In nut shell they all work, you need to decide wether you need two or four sensors, very easy diy fit, the hole drill normaly comes in the box, And as I tell all my customers they are reversing AIDS not AUTO PILOTS,
you still have to look were your going 8O 
Geo


----------



## 88741 (May 9, 2005)

The reason I bought my reversing sensors instead of a camera system was it was cheaper, they worked brilliantly until I backed into a 4" round log that did not get picked up by the sensors as it was end on  

I now have a camera and the sensors :wink:


----------



## rickwiggans (May 10, 2006)

I've got two sets, one for each vehicle, from parking-sensors.co.uk. I've got a three sensor kit on my car, and four on the MH.

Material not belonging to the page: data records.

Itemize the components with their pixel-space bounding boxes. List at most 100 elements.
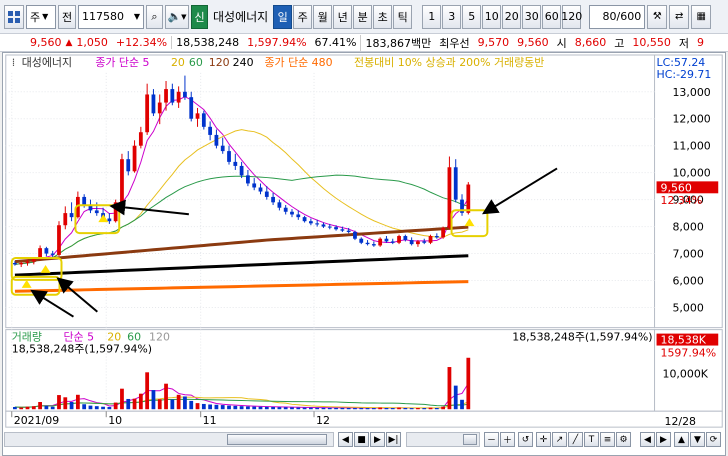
volume-bar — [441, 406, 446, 410]
legend-ma240: 240 — [233, 56, 254, 69]
tool-button-5[interactable]: ≡ — [600, 432, 615, 447]
tool-icon-1[interactable]: ⚒ — [647, 4, 668, 29]
market-select-value: 주 — [30, 10, 41, 24]
grid-icon[interactable]: ▦ — [691, 4, 712, 29]
period-tab-2[interactable]: 월 — [313, 4, 333, 29]
volume-bar — [195, 403, 200, 410]
nav-left-button[interactable]: ◀ — [640, 432, 655, 447]
volume-bar — [25, 406, 30, 410]
interval-button-3[interactable]: 10 — [482, 4, 502, 29]
best-bid-value: 9,560 — [517, 36, 549, 49]
tool-button-4[interactable]: T — [584, 432, 599, 447]
period-tab-4[interactable]: 분 — [353, 4, 373, 29]
interval-buttons: 1 3 5 10 20 30 60 120 — [422, 4, 582, 29]
candle-body — [283, 207, 288, 212]
volume-bar — [434, 407, 439, 410]
tool-button-6[interactable]: ⚙ — [616, 432, 631, 447]
interval-button-7[interactable]: 120 — [561, 4, 582, 29]
current-price-badge-text: 9,560 — [661, 181, 692, 194]
interval-button-4[interactable]: 20 — [502, 4, 522, 29]
interval-button-2[interactable]: 5 — [462, 4, 482, 29]
scroll-stop-button[interactable]: ■ — [354, 432, 369, 447]
volume-bar — [189, 400, 194, 410]
period-tab-1[interactable]: 주 — [293, 4, 313, 29]
candle-body — [308, 221, 313, 224]
interval-button-0[interactable]: 1 — [422, 4, 442, 29]
candle-body — [346, 230, 351, 232]
candle-body — [157, 102, 162, 114]
bar-count-input[interactable]: 80/600 — [589, 4, 646, 29]
candle-body — [340, 229, 345, 231]
candle-body — [453, 167, 458, 200]
candle-body — [170, 89, 175, 103]
stock-chart[interactable]: 13,00012,00011,00010,0009,0008,0007,0006… — [2, 52, 726, 456]
hc-label: HC:-29.71 — [657, 68, 712, 81]
period-tab-0[interactable]: 일 — [273, 4, 293, 29]
reset-button[interactable]: ↺ — [518, 432, 533, 447]
scroll-end-button[interactable]: ▶| — [386, 432, 401, 447]
credit-badge: 신 — [191, 4, 208, 29]
nav-reset-button[interactable]: ⟳ — [706, 432, 721, 447]
change-amount: 1,050 — [76, 36, 108, 49]
tool-button-3[interactable]: ╱ — [568, 432, 583, 447]
period-tab-3[interactable]: 년 — [333, 4, 353, 29]
candle-body — [384, 238, 389, 242]
strength-value: 67.41% — [314, 36, 357, 49]
interval-button-1[interactable]: 3 — [442, 4, 462, 29]
volume-bar — [164, 383, 168, 410]
zoom-slider-thumb[interactable] — [463, 434, 477, 445]
volume-bar — [371, 408, 376, 410]
period-tab-5[interactable]: 초 — [373, 4, 393, 29]
nav-right-button[interactable]: ▶ — [656, 432, 671, 447]
volume-percent: 1,597.94% — [247, 36, 307, 49]
candle-body — [31, 258, 36, 262]
candle-body — [195, 113, 200, 119]
tool-button-2[interactable]: ↗ — [552, 432, 567, 447]
search-button[interactable]: ⌕ — [146, 4, 163, 29]
legend-stock-name: 대성에너지 — [22, 56, 72, 69]
volume-bar — [384, 407, 389, 410]
legend-icon: ⁞ — [12, 56, 15, 69]
interval-button-6[interactable]: 60 — [542, 4, 562, 29]
candle-body — [359, 238, 364, 243]
stock-code-input[interactable]: 117580 ▼ — [78, 4, 144, 29]
candle-body — [25, 261, 30, 263]
volume-bar — [120, 388, 124, 410]
candle-body — [246, 175, 250, 184]
sound-button[interactable]: 🔈 ▼ — [165, 4, 189, 29]
code-type-button[interactable]: 전 — [58, 4, 76, 29]
scroll-right-button[interactable]: ▶ — [370, 432, 385, 447]
volume-bar — [101, 406, 105, 410]
candle-body — [120, 159, 124, 203]
zoom-out-button[interactable]: － — [484, 432, 499, 447]
high-label: 고 — [614, 36, 625, 50]
period-tab-6[interactable]: 틱 — [393, 4, 413, 29]
legend-ma120: 120 — [209, 56, 230, 69]
market-select[interactable]: 주 ▼ — [26, 4, 56, 29]
scrollbar-thumb[interactable] — [227, 434, 327, 445]
legend-condition: 전봉대비 10% 상승과 200% 거래량동반 — [354, 56, 544, 69]
horizontal-scrollbar[interactable] — [4, 432, 334, 447]
volume-bar — [283, 407, 288, 410]
tool-button-1[interactable]: ✛ — [536, 432, 551, 447]
nav-down-button[interactable]: ▼ — [690, 432, 705, 447]
volume-bar — [378, 407, 383, 410]
volume-bar — [290, 407, 294, 410]
layout-grid-icon[interactable] — [4, 4, 24, 29]
candle-body — [434, 236, 439, 238]
legend-ma60: 60 — [189, 56, 203, 69]
chart-icon: ↗ — [555, 434, 564, 445]
zoom-slider[interactable] — [406, 432, 480, 447]
interval-button-5[interactable]: 30 — [522, 4, 542, 29]
zoom-in-icon: ＋ — [502, 436, 512, 446]
zoom-in-button[interactable]: ＋ — [500, 432, 515, 447]
expand-icon[interactable]: ⇄ — [669, 4, 690, 29]
up-triangle-icon: ▲ — [65, 37, 73, 48]
high-value: 10,550 — [632, 36, 671, 49]
scroll-left-button[interactable]: ◀ — [338, 432, 353, 447]
nav-up-button[interactable]: ▲ — [674, 432, 689, 447]
price-panel — [5, 54, 656, 329]
volume-bar — [453, 385, 458, 410]
price-tick-label: 5,000 — [672, 301, 703, 314]
volume-bar — [353, 408, 357, 410]
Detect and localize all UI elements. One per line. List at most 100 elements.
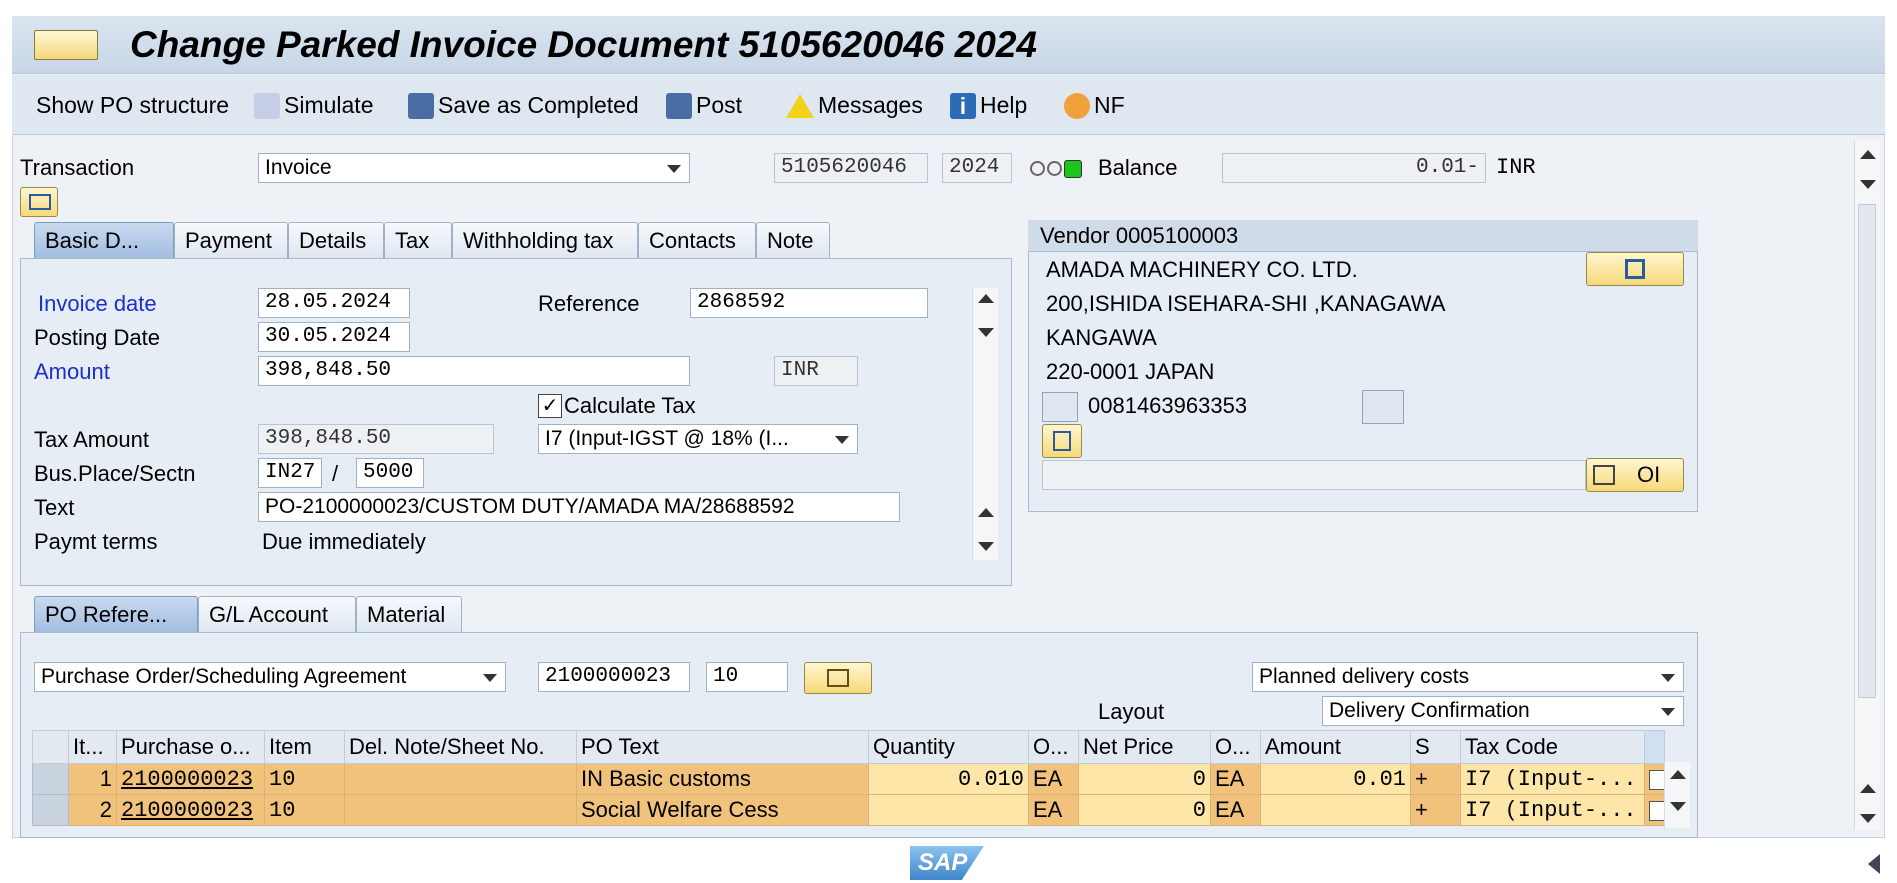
reference-field[interactable]: 2868592 — [690, 288, 928, 318]
status-light-icon — [1030, 160, 1082, 178]
column-header[interactable]: O... — [1210, 730, 1261, 764]
tab-payment[interactable]: Payment — [174, 222, 288, 260]
row-checkbox-cell[interactable] — [1644, 794, 1665, 826]
row-selector-header[interactable] — [32, 730, 69, 764]
print-button[interactable] — [1042, 424, 1082, 458]
chevron-down-icon — [667, 165, 681, 173]
column-header[interactable]: S — [1410, 730, 1461, 764]
tab-details[interactable]: Details — [288, 222, 384, 260]
invoice-date-label: Invoice date — [38, 291, 157, 316]
vendor-address-button[interactable] — [1586, 252, 1684, 286]
column-header[interactable]: Tax Code — [1460, 730, 1645, 764]
nf-button[interactable]: NF — [1064, 92, 1125, 119]
transfer-icon — [827, 669, 849, 687]
page-title: Change Parked Invoice Document 510562004… — [130, 24, 1037, 65]
column-header[interactable]: Purchase o... — [116, 730, 265, 764]
section-field[interactable]: 5000 — [356, 458, 424, 488]
scroll-up-icon — [1860, 784, 1876, 793]
table-cell[interactable]: 0 — [1078, 763, 1211, 795]
scroll-down-icon — [978, 328, 994, 337]
po-number-field[interactable]: 2100000023 — [538, 662, 690, 692]
table-cell: 10 — [264, 763, 345, 795]
tax-code-cell[interactable]: I7 (Input-... — [1460, 763, 1645, 795]
column-header[interactable]: It... — [68, 730, 117, 764]
row-checkbox[interactable] — [1649, 801, 1664, 822]
table-cell[interactable]: IN Basic customs — [576, 763, 869, 795]
po-link[interactable]: 2100000023 — [116, 794, 265, 826]
reference-type-select[interactable]: Purchase Order/Scheduling Agreement — [34, 662, 506, 692]
tab-contacts[interactable]: Contacts — [638, 222, 756, 260]
tax-code-select[interactable]: I7 (Input-IGST @ 18% (I... — [538, 424, 858, 454]
transfer-po-button[interactable] — [804, 662, 872, 694]
help-button[interactable]: i Help — [950, 92, 1027, 119]
table-cell[interactable] — [344, 794, 577, 826]
invoice-date-field[interactable]: 28.05.2024 — [258, 288, 410, 318]
table-cell[interactable] — [868, 794, 1029, 826]
table-cell[interactable]: 0.010 — [868, 763, 1029, 795]
layout-select[interactable]: Delivery Confirmation — [1322, 696, 1684, 726]
scroll-up-icon — [1670, 770, 1686, 779]
table-row[interactable]: 2 2100000023 10 Social Welfare Cess EA 0… — [32, 794, 1665, 826]
status-expand-icon[interactable] — [1868, 854, 1880, 874]
save-completed-button[interactable]: Save as Completed — [408, 92, 639, 119]
main-scrollbar[interactable] — [1854, 140, 1880, 830]
tab-basic-data[interactable]: Basic D... — [34, 222, 174, 260]
column-header[interactable]: Item — [264, 730, 345, 764]
scroll-thumb[interactable] — [1858, 204, 1876, 698]
calculate-tax-checkbox[interactable]: ✓ — [538, 394, 562, 418]
row-selector[interactable] — [32, 763, 69, 795]
balance-currency: INR — [1496, 155, 1536, 180]
po-link[interactable]: 2100000023 — [116, 763, 265, 795]
tab-material[interactable]: Material — [356, 596, 462, 634]
scroll-down-icon — [1860, 180, 1876, 189]
column-header[interactable]: Del. Note/Sheet No. — [344, 730, 577, 764]
simulate-button[interactable]: Simulate — [254, 92, 373, 119]
table-cell[interactable]: 0 — [1078, 794, 1211, 826]
telephone-icon[interactable] — [1362, 390, 1404, 424]
table-cell[interactable]: 0.01 — [1260, 763, 1411, 795]
post-icon — [666, 92, 692, 119]
column-header[interactable]: O... — [1028, 730, 1079, 764]
tab-gl-account[interactable]: G/L Account — [198, 596, 356, 634]
tab-withholding-tax[interactable]: Withholding tax — [452, 222, 638, 260]
basic-scrollbar[interactable] — [972, 288, 998, 560]
amount-field[interactable]: 398,848.50 — [258, 356, 690, 386]
post-button[interactable]: Post — [666, 92, 742, 119]
column-header[interactable]: PO Text — [576, 730, 869, 764]
table-cell[interactable] — [344, 763, 577, 795]
address-icon — [1625, 259, 1645, 279]
row-checkbox-cell[interactable] — [1644, 763, 1665, 795]
tax-code-cell[interactable]: I7 (Input-... — [1460, 794, 1645, 826]
tab-tax[interactable]: Tax — [384, 222, 452, 260]
vendor-search-field — [1042, 460, 1586, 490]
vendor-address-line2: KANGAWA — [1046, 325, 1157, 350]
info-icon: i — [950, 92, 976, 119]
row-checkbox[interactable] — [1649, 770, 1664, 791]
table-cell[interactable] — [1260, 794, 1411, 826]
warning-icon — [786, 93, 814, 118]
po-item-field[interactable]: 10 — [706, 662, 788, 692]
posting-date-field[interactable]: 30.05.2024 — [258, 322, 410, 352]
column-header[interactable]: Quantity — [868, 730, 1029, 764]
column-header[interactable]: Amount — [1260, 730, 1411, 764]
tax-amount-field: 398,848.50 — [258, 424, 494, 454]
tree-toggle-button[interactable] — [20, 187, 58, 217]
row-selector[interactable] — [32, 794, 69, 826]
table-row[interactable]: 1 2100000023 10 IN Basic customs 0.010 E… — [32, 763, 1665, 795]
business-place-field[interactable]: IN27 — [258, 458, 322, 488]
phone-book-icon[interactable] — [1042, 392, 1078, 422]
messages-button[interactable]: Messages — [786, 92, 923, 119]
column-header[interactable]: Net Price — [1078, 730, 1211, 764]
tab-note[interactable]: Note — [756, 222, 830, 260]
delivery-costs-select[interactable]: Planned delivery costs — [1252, 662, 1684, 692]
transaction-select[interactable]: Invoice — [258, 153, 690, 183]
table-cell[interactable]: Social Welfare Cess — [576, 794, 869, 826]
table-scrollbar[interactable] — [1664, 762, 1690, 828]
tab-po-reference[interactable]: PO Refere... — [34, 596, 198, 634]
oi-button[interactable]: OI — [1586, 458, 1684, 492]
system-menu-button[interactable] — [34, 30, 98, 60]
show-po-structure-button[interactable]: Show PO structure — [36, 92, 229, 119]
text-field[interactable]: PO-2100000023/CUSTOM DUTY/AMADA MA/28688… — [258, 492, 900, 522]
select-all-icon[interactable] — [1644, 730, 1665, 764]
print-icon — [1053, 431, 1071, 451]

I need to tweak the ones on the MH a little - they "see" the bike rack when it is in the "down position".

Rick


----------



## IrishHomer (May 30, 2006)

Rick,

Afetr I had the bike rack fitted, I had that problem so I went back to dealer and they checked and found the sensors were fitted upside down. Turned round and problem solved.

IH


----------



## 97993 (Mar 5, 2006)

Setting the sensors for those that don't know, is simple, looking at the outer ring of the sensor you will notice it is tapered,they should be fitted with the thinnest edge to the bottom
Geo


----------



## rickwiggans (May 10, 2006)

Thanks for that thought.  The issue with mine is that the part of the rear skirt under the bike rack slopes slightly - so the sensors point ever so slightly upwards. I know mine are fitted the correct way, because I've fitted the systems myself. I have some tapered washer thingys which will correct the angle of dangle, so to speak!

Cheers

Rick


----------



## grumpyman (Sep 24, 2006)

:roll: Can anybody reccomend any good Reversing Sensors


----------



## 97993 (Mar 5, 2006)

Why you no risen!!!!!!!! there all good they all work you go on e-bay and pay £20 quid or go to Fiat and pay £120 there all the same Honest


----------



## grumpyman (Sep 24, 2006)

so sorry did not notice you meant Ebay from your posting.I note there are two types wireless and cable any comments.


----------



## 97993 (Mar 5, 2006)

Not used any wireless one personally but for under £20 on e-bay at the mo I would take the gamble if they don't work properly you can always fit wired ones in the holes 
Personally wired ones can be difficult to fit to longer M/H as the cables are a set legnth, check before you buy
Geo


----------